Un attacco compiuto con un ordigno ad alto potenziale. 19 morti e 50 feriti, secondo un primo bilancio della polizia. E’ avvenuto al Manchester Arena in Gran Bretagna alle 22:30 di ieri sera. Più o meno alla stessa eravamo  al nostro comitato, con i nostri giovani amici vecchi e nuovi ad organizzare la nostra partecipazione “politica e di servizio” a questa campagna elettorale.

A Manchester ragazzi e ragazze come noi avevano partecipato ad un concerto  di Ariana Grande quando, alla fine dello spettacolo, un un boato ha scatenato il panico. La piu’ grande arena indoor d’Europa, con una capienza di oltre 21.000 posti, era affollata da  giovani e giovanissimi  nella zona del foyer, non lontano dalle biglietterie, subito fuori dall’area degli spalti.  Diverse persone reduci dal concerto hanno raccontato di aver visto fumo e di aver avvertito un odore acre di esplosivo.Reparti di artificieri sono arrivati rapidamente sul posto, per condurre detonazioni controllate di oggetti sospetti. L’indagine e’ stata affidata alla North West Counter Terrorism Unit. Rinforzi dell’antiterrorismo di Scotland Yard sono stati inviati da Londra gia’ nella notte.

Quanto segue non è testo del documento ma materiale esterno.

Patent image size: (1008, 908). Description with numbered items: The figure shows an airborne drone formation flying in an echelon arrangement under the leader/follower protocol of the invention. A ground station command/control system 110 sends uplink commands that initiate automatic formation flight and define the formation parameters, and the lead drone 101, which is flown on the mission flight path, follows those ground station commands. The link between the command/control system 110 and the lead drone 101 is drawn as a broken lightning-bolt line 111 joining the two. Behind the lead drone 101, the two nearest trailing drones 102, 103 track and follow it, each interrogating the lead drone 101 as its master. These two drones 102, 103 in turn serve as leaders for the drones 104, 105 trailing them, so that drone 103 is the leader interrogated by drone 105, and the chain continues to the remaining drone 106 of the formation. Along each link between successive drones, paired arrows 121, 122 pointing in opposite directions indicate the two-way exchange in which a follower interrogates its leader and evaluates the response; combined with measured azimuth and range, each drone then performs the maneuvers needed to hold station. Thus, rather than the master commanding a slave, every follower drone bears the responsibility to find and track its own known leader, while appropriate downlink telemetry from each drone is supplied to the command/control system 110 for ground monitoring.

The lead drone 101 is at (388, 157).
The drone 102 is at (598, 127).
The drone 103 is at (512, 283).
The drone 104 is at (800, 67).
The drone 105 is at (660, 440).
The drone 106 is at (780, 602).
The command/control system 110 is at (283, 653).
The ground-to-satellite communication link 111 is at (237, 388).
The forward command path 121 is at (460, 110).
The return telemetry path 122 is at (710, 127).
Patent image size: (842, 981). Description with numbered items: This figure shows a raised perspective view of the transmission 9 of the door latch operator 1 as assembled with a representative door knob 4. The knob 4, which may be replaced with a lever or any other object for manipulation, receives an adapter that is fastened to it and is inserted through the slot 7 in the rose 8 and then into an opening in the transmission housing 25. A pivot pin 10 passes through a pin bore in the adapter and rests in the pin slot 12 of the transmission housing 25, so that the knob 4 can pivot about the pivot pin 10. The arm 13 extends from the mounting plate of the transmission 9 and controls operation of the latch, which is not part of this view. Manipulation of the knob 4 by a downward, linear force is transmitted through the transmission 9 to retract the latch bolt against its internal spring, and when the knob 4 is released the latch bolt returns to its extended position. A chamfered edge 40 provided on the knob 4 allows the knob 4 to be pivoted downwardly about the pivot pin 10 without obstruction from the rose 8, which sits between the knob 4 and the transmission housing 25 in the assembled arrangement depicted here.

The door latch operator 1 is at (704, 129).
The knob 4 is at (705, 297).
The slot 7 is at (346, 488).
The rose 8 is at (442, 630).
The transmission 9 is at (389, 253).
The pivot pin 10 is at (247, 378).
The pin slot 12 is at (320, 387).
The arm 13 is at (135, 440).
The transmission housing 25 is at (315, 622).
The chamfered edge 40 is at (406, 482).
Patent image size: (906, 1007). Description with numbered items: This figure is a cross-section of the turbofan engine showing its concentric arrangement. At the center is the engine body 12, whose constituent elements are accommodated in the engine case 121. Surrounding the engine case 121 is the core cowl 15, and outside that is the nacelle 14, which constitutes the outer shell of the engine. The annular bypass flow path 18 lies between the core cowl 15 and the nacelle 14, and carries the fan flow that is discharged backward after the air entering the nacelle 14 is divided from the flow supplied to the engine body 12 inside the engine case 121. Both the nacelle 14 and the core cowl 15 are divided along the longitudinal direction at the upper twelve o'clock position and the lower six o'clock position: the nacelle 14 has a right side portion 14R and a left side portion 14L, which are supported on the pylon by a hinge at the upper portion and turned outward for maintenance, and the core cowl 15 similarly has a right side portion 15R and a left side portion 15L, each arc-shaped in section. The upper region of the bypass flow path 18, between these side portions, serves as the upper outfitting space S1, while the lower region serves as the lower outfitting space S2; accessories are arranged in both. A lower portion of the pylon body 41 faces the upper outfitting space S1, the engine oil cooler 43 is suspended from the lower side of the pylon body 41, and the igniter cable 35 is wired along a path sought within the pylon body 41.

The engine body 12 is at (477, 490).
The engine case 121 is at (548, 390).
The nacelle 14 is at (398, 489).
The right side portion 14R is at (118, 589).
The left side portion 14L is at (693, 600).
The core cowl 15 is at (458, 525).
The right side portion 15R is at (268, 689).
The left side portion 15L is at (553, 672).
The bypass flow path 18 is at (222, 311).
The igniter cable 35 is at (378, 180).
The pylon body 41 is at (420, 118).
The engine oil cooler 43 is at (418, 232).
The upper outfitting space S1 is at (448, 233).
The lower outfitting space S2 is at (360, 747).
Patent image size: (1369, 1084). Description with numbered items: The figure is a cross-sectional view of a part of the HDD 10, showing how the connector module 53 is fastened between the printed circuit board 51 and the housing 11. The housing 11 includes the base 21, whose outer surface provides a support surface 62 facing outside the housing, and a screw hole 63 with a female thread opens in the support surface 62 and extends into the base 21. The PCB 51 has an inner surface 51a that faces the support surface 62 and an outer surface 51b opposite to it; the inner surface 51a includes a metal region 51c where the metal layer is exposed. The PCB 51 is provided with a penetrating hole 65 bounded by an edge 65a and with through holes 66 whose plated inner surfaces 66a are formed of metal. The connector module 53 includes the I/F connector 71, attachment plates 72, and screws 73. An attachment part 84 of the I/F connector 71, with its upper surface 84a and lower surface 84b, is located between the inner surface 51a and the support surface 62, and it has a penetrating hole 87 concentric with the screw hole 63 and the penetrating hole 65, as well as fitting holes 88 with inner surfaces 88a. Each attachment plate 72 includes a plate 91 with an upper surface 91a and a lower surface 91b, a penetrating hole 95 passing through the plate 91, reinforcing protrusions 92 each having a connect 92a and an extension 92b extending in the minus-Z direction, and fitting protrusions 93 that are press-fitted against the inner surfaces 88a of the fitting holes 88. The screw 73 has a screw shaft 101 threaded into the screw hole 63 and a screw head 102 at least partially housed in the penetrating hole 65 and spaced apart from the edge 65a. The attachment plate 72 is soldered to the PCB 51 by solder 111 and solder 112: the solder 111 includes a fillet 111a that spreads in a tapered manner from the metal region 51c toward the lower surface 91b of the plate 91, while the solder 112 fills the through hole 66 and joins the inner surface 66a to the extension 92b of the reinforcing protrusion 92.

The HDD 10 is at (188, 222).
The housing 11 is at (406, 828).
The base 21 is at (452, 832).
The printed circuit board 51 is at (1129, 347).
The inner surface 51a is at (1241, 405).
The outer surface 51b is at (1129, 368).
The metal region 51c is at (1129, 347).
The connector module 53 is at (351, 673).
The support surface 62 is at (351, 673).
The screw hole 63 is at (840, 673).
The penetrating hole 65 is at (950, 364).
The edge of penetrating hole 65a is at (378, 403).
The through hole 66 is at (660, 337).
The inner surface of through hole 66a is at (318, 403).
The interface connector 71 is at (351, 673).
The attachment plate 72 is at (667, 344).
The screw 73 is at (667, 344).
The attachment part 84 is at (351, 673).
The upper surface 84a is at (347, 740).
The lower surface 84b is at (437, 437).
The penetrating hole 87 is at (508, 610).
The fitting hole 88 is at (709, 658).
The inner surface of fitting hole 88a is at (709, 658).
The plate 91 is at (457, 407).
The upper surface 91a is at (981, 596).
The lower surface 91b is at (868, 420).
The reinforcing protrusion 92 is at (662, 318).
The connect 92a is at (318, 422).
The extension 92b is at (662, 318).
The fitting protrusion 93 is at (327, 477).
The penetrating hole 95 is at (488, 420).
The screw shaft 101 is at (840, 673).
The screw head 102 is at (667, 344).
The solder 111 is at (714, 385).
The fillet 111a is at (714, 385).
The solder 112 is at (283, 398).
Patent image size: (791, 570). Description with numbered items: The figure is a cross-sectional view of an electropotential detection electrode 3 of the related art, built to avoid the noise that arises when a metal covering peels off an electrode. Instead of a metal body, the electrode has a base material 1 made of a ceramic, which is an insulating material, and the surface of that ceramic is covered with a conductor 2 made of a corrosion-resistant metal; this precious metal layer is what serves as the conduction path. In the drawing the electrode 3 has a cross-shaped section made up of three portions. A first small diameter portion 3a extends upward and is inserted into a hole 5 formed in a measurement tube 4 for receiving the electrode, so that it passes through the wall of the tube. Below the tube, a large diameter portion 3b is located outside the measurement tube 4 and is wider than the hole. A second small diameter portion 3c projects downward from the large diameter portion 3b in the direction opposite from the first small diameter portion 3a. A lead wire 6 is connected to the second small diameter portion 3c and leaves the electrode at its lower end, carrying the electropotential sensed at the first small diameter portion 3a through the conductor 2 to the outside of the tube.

A 25 anni dalla strage di Capaci l’attentato di Manchester ripropone l’attacco terroristico. Che sia mafioso o fondamentalista importa poco. Produce sempre morte, dolore e rabbia. Ci piace  commentare questi accadimenti con un ricordo di Giovanni Falcone: “La mafia (come il terrorismo) non è affatto invincibile; è un fatto umano e come tutti i fatti umani ha un inizio e avrà anche una fine. Piuttosto, bisogna rendersi conto che è un fenomeno terribilmente serio e molto grave; e che si può vincere non pretendendo l’eroismo da inermi cittadini, ma impegnando in questa battaglia tutte le forze migliori delle istituzioni.”